Ученый слушал, слушал и вдруг завыл, прямо-таки волком завыл. Вадимушка испугался, но вой минуты через три прекратился.

Сучков стыдливо взглянул на Вадима и проговорил:

– Ты меня прости, дорогой. Но я сразу понял: дело серьезное. Очень серьезное и суровое. От того я и завыл. Волком. Я иногда вою, если что не так. Знай теперь об этом.

Вадимушка изумился, но не настаивал.

Сучков пристально посмотрел на него, но Вадим вдруг расхрабрился:

– Вы бы взглянули разок на этот этаж и на людей в нем, Семен Палыч.

Сучков замахал руками:

– Ни-ни! Я и так все понял. Ни за что не пойду. Понимаете, Вадим, – перешел он на «вы» – во всем этом в моем окружении может разобраться только один старичок. Блаженный такой, божественный, а главное – прозорливый. Он не только поймет, но и все проконтролирует, и, в конце концов, даже уладит. Я же хоть и понимаю, но сделать ничего не смогу. Вот так…

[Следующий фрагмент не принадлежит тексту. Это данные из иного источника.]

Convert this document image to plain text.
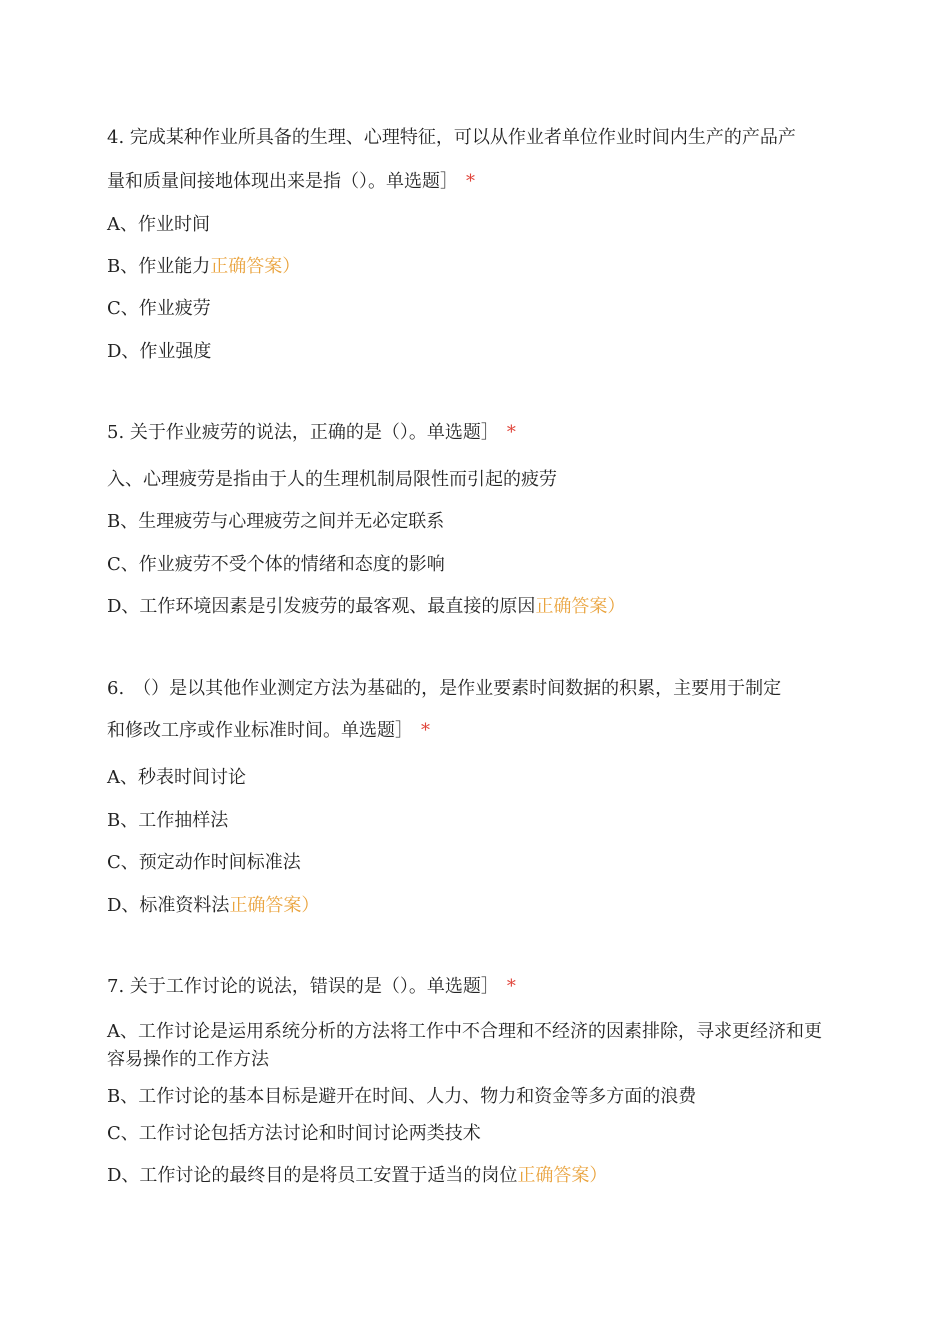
4. 完成某种作业所具备的生理、心理特征，可以从作业者单位作业时间内生产的产品产
量和质量间接地体现出来是指（）。单选题］ *
A、作业时间
B、作业能力正确答案）
C、作业疲劳
D、作业强度
5. 关于作业疲劳的说法，正确的是（）。单选题］ *
入、心理疲劳是指由于人的生理机制局限性而引起的疲劳
B、生理疲劳与心理疲劳之间并无必定联系
C、作业疲劳不受个体的情绪和态度的影响
D、工作环境因素是引发疲劳的最客观、最直接的原因正确答案）
6.　（）是以其他作业测定方法为基础的，是作业要素时间数据的积累，主要用于制定
和修改工序或作业标准时间。单选题］ *
A、秒表时间讨论
B、工作抽样法
C、预定动作时间标准法
D、标准资料法正确答案）
7. 关于工作讨论的说法，错误的是（）。单选题］ *
A、工作讨论是运用系统分析的方法将工作中不合理和不经济的因素排除，寻求更经济和更容易操作的工作方法
B、工作讨论的基本目标是避开在时间、人力、物力和资金等多方面的浪费
C、工作讨论包括方法讨论和时间讨论两类技术
D、工作讨论的最终目的是将员工安置于适当的岗位正确答案）
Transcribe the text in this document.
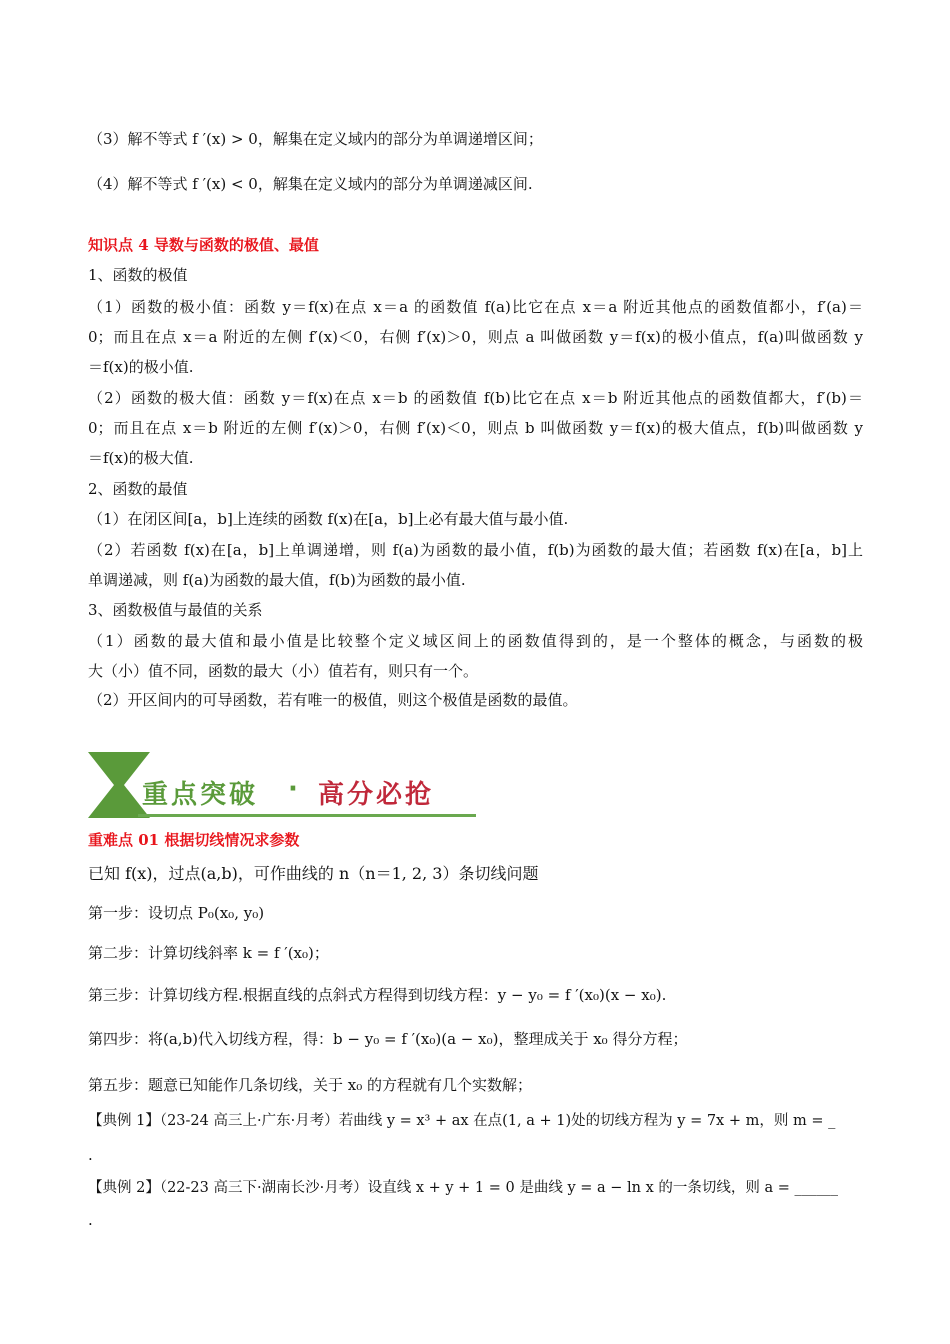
（3）解不等式 f ′(x) > 0，解集在定义域内的部分为单调递增区间；
（4）解不等式 f ′(x) < 0，解集在定义域内的部分为单调递减区间.
知识点 4 导数与函数的极值、最值
1、函数的极值
（1）函数的极小值：函数 y＝f(x)在点 x＝a 的函数值 f(a)比它在点 x＝a 附近其他点的函数值都小，f′(a)＝
0；而且在点 x＝a 附近的左侧 f′(x)＜0，右侧 f′(x)＞0，则点 a 叫做函数 y＝f(x)的极小值点，f(a)叫做函数 y
＝f(x)的极小值.
（2）函数的极大值：函数 y＝f(x)在点 x＝b 的函数值 f(b)比它在点 x＝b 附近其他点的函数值都大，f′(b)＝
0；而且在点 x＝b 附近的左侧 f′(x)＞0，右侧 f′(x)＜0，则点 b 叫做函数 y＝f(x)的极大值点，f(b)叫做函数 y
＝f(x)的极大值.
2、函数的最值
（1）在闭区间[a，b]上连续的函数 f(x)在[a，b]上必有最大值与最小值.
（2）若函数 f(x)在[a，b]上单调递增，则 f(a)为函数的最小值，f(b)为函数的最大值；若函数 f(x)在[a，b]上
单调递减，则 f(a)为函数的最大值，f(b)为函数的最小值.
3、函数极值与最值的关系
（1）函数的最大值和最小值是比较整个定义域区间上的函数值得到的，是一个整体的概念，与函数的极
大（小）值不同，函数的最大（小）值若有，则只有一个。
（2）开区间内的可导函数，若有唯一的极值，则这个极值是函数的最值。
重点突破 · 高分必抢
重难点 01 根据切线情况求参数
已知 f(x)，过点(a,b)，可作曲线的 n（n＝1, 2, 3）条切线问题
第一步：设切点 P₀(x₀, y₀)
第二步：计算切线斜率 k = f ′(x₀)；
第三步：计算切线方程.根据直线的点斜式方程得到切线方程：y − y₀ = f ′(x₀)(x − x₀).
第四步：将(a,b)代入切线方程，得：b − y₀ = f ′(x₀)(a − x₀)，整理成关于 x₀ 得分方程；
第五步：题意已知能作几条切线，关于 x₀ 的方程就有几个实数解；
【典例 1】（23-24 高三上·广东·月考）若曲线 y = x³ + ax 在点(1, a + 1)处的切线方程为 y = 7x + m，则 m = _
.
【典例 2】（22-23 高三下·湖南长沙·月考）设直线 x + y + 1 = 0 是曲线 y = a − ln x 的一条切线，则 a = ______
.
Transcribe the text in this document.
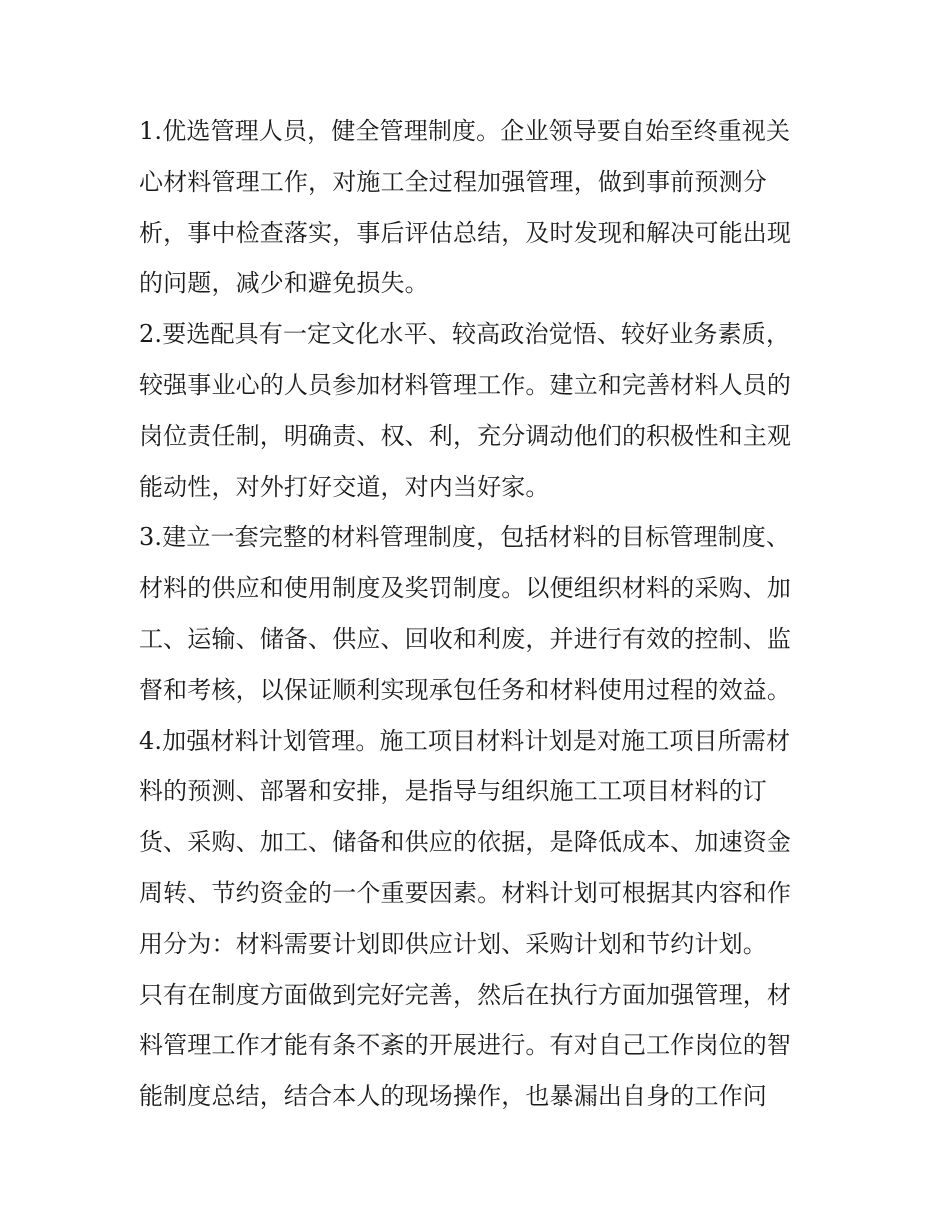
1.优选管理人员，健全管理制度。企业领导要自始至终重视关
心材料管理工作，对施工全过程加强管理，做到事前预测分
析，事中检查落实，事后评估总结，及时发现和解决可能出现
的问题，减少和避免损失。
2.要选配具有一定文化水平、较高政治觉悟、较好业务素质，
较强事业心的人员参加材料管理工作。建立和完善材料人员的
岗位责任制，明确责、权、利，充分调动他们的积极性和主观
能动性，对外打好交道，对内当好家。
3.建立一套完整的材料管理制度，包括材料的目标管理制度、
材料的供应和使用制度及奖罚制度。以便组织材料的采购、加
工、运输、储备、供应、回收和利废，并进行有效的控制、监
督和考核，以保证顺利实现承包任务和材料使用过程的效益。
4.加强材料计划管理。施工项目材料计划是对施工项目所需材
料的预测、部署和安排，是指导与组织施工工项目材料的订
货、采购、加工、储备和供应的依据，是降低成本、加速资金
周转、节约资金的一个重要因素。材料计划可根据其内容和作
用分为：材料需要计划即供应计划、采购计划和节约计划。
只有在制度方面做到完好完善，然后在执行方面加强管理，材
料管理工作才能有条不紊的开展进行。有对自己工作岗位的智
能制度总结，结合本人的现场操作，也暴漏出自身的工作问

Вадим до ошалелости перепугался. Даже сердце стало безобразить.

– Это опасно? – только и спросил.

– Очень опасно, милый.

– Кто они?

– Пока не скажу.

– Что мне делать?

– Бежать, бежать, дорогой. – Сучков уставился на Вадима расширенными глазами. – Запереть квартиру и бежать. И жить пока подальше от дома. За-таясь, используя символику…

– Это черти? – тоскливо спросил Вадим.

– Мы ненаучных и вульгарных терминов не употребляем, – строго ответил Сучков. – Я сказал все. Держите со мной связь. Со своей стороны, как только я отыщу прозорливого старичка, дам вам знать. И запомните: старичок велик, велик! Но только найти его трудно.

В дверях Сучков крепко пожал руку Вадиму и прошептал:

– Только сообщите, где вы будете.

…На следующий день к Листову явилась Ниночка. Вадим был в растерянности, но все рассказал. Ниночка испугалась, но не настолько, чтобы бежать.

– Куда ты побежишь, Вадим? У меня и у твоих все переполнено. Скажешь причину – обхохочут. Да и спать негде. Кругом одни родственники.

Вадим с радостью кивнул: был он слишком инертен, чтобы бежать из дому. Нина как могла его успокаивала:

– Тебе, может, приснилось все это. Знаешь, бывают сны наяву. Нам надо с тобой переменить образ жизни и поменьше спать. А то доспимся до того, что будем путать, где мы находимся – во сне или наяву. И гимнастику надо по утрам делать, Вадимчик мой, гимнастику.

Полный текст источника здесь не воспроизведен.